Following her studies, Kennard worked as a research assistant at the Cavendish Laboratory, Cambridge from 1944 to 1948, working with Max Perutz on the structure of hemoglobin. After this she moved to London, working at the Medical Research Council RC Vision Research Unit from 1948 to 1951. In this role she studied rhodopsin and vitamin A with Hamilton Hartridge. Subsequently, she was a research assistant, establishing a crystallographic lab at the MRC National Institute for Medical Research.
In 1961 Kennard returned to work in Cambridge (where she had lived whilst working in London) to the University's chemistry department to set up a Crystallography Unit. She remained in this department until retirement but never held a University post as she was seconded from the MRC. During her career she produced over 200 scientific papers and wrote several books.

In 1972, Kennard was among a small group of crystallographers who set up the European Crystallographic Committee (now the European Crystallographic Association) and she became its president from 1975–81.

Kennard was best known as a founder of the Cambridge Structural Database and first director (from 1965 to 1997) of the Cambridge Crystallographic Data Centre. The resource was borne of her belief that "collective use of data would lead to the discovery of new knowledge which transcends the results of individual experiments".

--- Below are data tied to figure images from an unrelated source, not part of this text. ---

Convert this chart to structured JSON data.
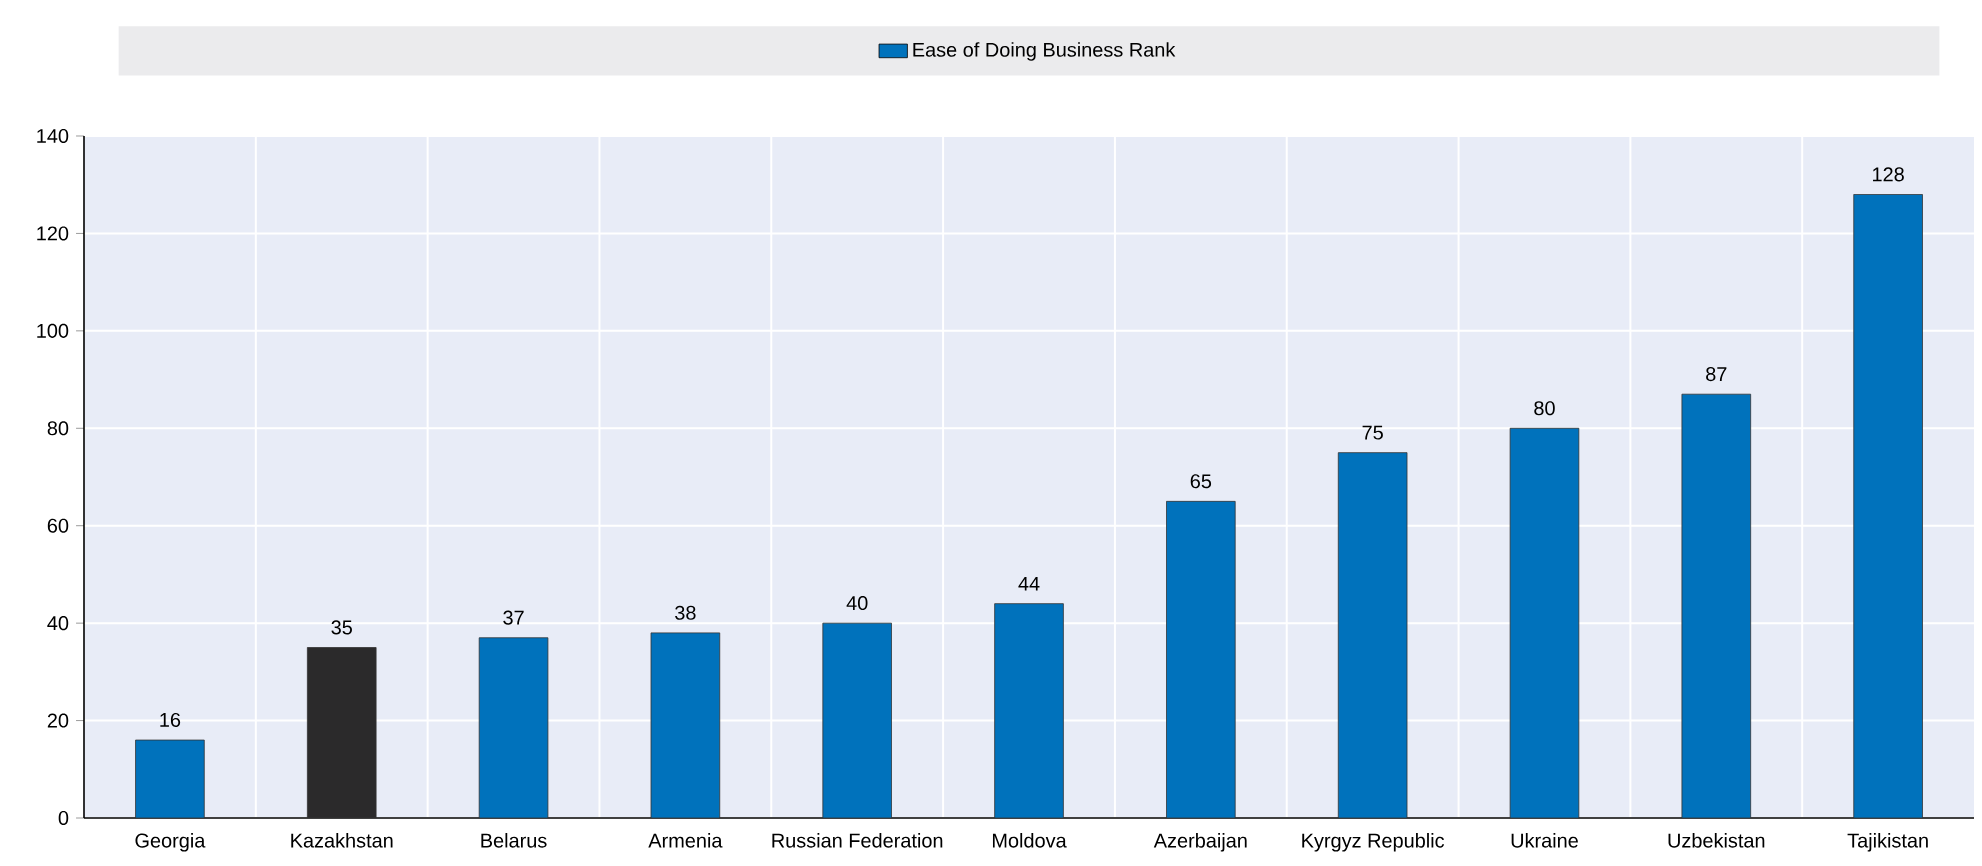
{
  "chart_data": {
    "type": "bar",
    "categories": [
      "Georgia",
      "Kazakhstan",
      "Belarus",
      "Armenia",
      "Russian Federation",
      "Moldova",
      "Azerbaijan",
      "Kyrgyz Republic",
      "Ukraine",
      "Uzbekistan",
      "Tajikistan"
    ],
    "series": [
      {
        "name": "Ease of Doing Business Rank",
        "color": "#0072bc",
        "colors": [
          "#0072bc",
          "#2b2a2b",
          "#0072bc",
          "#0072bc",
          "#0072bc",
          "#0072bc",
          "#0072bc",
          "#0072bc",
          "#0072bc",
          "#0072bc",
          "#0072bc"
        ],
        "values": [
          16,
          35,
          37,
          38,
          40,
          44,
          65,
          75,
          80,
          87,
          128
        ]
      }
    ],
    "ylim": [
      0,
      140
    ],
    "yticks": [
      0,
      20,
      40,
      60,
      80,
      100,
      120,
      140
    ],
    "grid": true,
    "legend": "top",
    "data_labels": true
  }
}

Kennard held an MRC special appointment from 1974 to 1989 and was visiting professor at the University of London from 1988 to 1990.

== Honours and awards ==
Kennard was awarded a doctorate of science by Cambridge in 1973 and elected a Fellow of the Royal Society (FRS) in 1987 and appointed an Officer of the Order of the British Empire (OBE) "for services to Scientific Research on the Structure of Biological Molecules" in the 1988 Birthday Honours. In recognition of her work, an Olga Kennard Research Fellowship in crystallography was created, administered by the Royal Society. The awardee from 2017–22 was Jon Agirre (University of York).

In 1993 she was elected a member of the Academia Europaea.

In 2003 the University of Cambridge made her a Doctor of Law honoris causa.

In 2021, the IUCr awarded Dr. Kennard the 12th Ewald Prize for her "invaluable pioneering contribution to the development of crystallographic databases".

In September 2022, the Royal Swedish Academy of Sciences announced it would award Dr. Kennard the Gregori Aminoff Prize for 2023.

== Personal life and death ==
In 1948, Kennard (then Weisz) married David Kennard, taking his surname. The couple had two daughters before they divorced in 1961. After the divorce, Olga Kennard brought up the girls by herself.

In 1994, Kennard married Sir Arnold Burgen; they remained married until his death in May 2022.

After retirement, Kennard was appointed a trustee of the British Museum in 2004, a position held until 2012. She was an 'architecture aficionado' and lived in a Grade II listed house designed by Danish architect Erik Sorensen.

The National Portrait Gallery holds her portrait.

Kennard died on 1 March 2023, at the age of 98.

Kennard had two younger siblings, Judith and George Weisz. George Weisz was the father of the famous English actress Rachel Weisz.